Please keep in mind, I am not AT ALL professing this is the BEST or most efficient method for using this product. On the contrary. What I am sharing with you is my own personal method gleaned from a variety of different sources I've accumulated via word of mouth and research combined with my own experiences. My purpose is to provide an 'at-home' experiment with the goal of informing you so that you may perhaps benefit from my trials and ERRORS which may ultimately save you time and money and GRIEF!

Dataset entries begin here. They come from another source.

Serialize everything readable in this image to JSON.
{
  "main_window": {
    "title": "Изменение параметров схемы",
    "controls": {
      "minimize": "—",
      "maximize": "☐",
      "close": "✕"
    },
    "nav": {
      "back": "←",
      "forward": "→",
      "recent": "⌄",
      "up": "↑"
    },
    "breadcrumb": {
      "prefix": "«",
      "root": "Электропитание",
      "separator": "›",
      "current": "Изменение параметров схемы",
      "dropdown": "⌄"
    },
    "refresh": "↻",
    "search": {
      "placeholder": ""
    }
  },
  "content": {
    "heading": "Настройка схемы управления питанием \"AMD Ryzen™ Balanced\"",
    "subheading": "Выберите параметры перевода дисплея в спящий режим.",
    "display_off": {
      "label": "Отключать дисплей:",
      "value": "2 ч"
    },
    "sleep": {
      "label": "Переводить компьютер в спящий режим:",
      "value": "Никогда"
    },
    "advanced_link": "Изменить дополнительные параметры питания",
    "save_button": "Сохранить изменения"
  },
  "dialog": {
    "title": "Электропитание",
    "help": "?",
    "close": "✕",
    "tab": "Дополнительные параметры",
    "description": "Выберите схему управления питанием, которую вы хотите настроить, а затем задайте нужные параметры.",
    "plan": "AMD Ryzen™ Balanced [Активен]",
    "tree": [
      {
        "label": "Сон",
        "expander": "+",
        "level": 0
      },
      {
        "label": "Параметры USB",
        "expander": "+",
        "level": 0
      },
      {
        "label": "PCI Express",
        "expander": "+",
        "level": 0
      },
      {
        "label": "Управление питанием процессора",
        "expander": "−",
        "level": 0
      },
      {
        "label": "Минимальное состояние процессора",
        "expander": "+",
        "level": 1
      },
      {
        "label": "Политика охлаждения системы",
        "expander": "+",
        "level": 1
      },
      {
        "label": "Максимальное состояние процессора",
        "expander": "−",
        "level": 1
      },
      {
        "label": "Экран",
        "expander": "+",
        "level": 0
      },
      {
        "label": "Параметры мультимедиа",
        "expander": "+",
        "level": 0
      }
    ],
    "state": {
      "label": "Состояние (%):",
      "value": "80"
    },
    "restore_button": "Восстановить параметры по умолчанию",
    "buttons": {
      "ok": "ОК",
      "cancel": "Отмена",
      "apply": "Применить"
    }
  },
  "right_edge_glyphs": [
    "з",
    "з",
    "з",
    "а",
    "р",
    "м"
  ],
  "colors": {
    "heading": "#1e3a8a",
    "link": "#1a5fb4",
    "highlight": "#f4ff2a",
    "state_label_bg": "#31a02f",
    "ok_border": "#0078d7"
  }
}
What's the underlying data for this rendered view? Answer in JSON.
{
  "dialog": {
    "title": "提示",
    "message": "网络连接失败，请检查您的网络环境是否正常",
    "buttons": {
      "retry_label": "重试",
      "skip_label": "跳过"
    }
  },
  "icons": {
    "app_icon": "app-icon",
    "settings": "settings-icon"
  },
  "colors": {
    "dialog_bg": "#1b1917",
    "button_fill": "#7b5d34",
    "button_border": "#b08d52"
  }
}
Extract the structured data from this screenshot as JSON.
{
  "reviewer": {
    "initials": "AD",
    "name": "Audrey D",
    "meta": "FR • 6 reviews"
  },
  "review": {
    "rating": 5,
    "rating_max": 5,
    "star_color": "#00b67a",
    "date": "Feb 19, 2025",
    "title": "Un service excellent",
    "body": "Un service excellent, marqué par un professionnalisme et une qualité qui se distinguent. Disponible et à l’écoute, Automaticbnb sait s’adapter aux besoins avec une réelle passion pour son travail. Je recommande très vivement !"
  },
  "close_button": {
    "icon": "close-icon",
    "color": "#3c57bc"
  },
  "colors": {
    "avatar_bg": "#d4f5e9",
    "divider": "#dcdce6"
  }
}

Step 1 - Prepare your fabric by cutting it into sheets close to 8.5 x 11 inches. Take regular freezer paper and do the same. Iron the paper (shiny side facing the fabric) and the fabric together. Optional - to increase the stability of the two layers, I also opted to adhere a strip of packing tape onto the top edges of each to create a straight stable edge. I don't know whether this was necessary, but with both sheets I experimented with, the printer accepted them without incident.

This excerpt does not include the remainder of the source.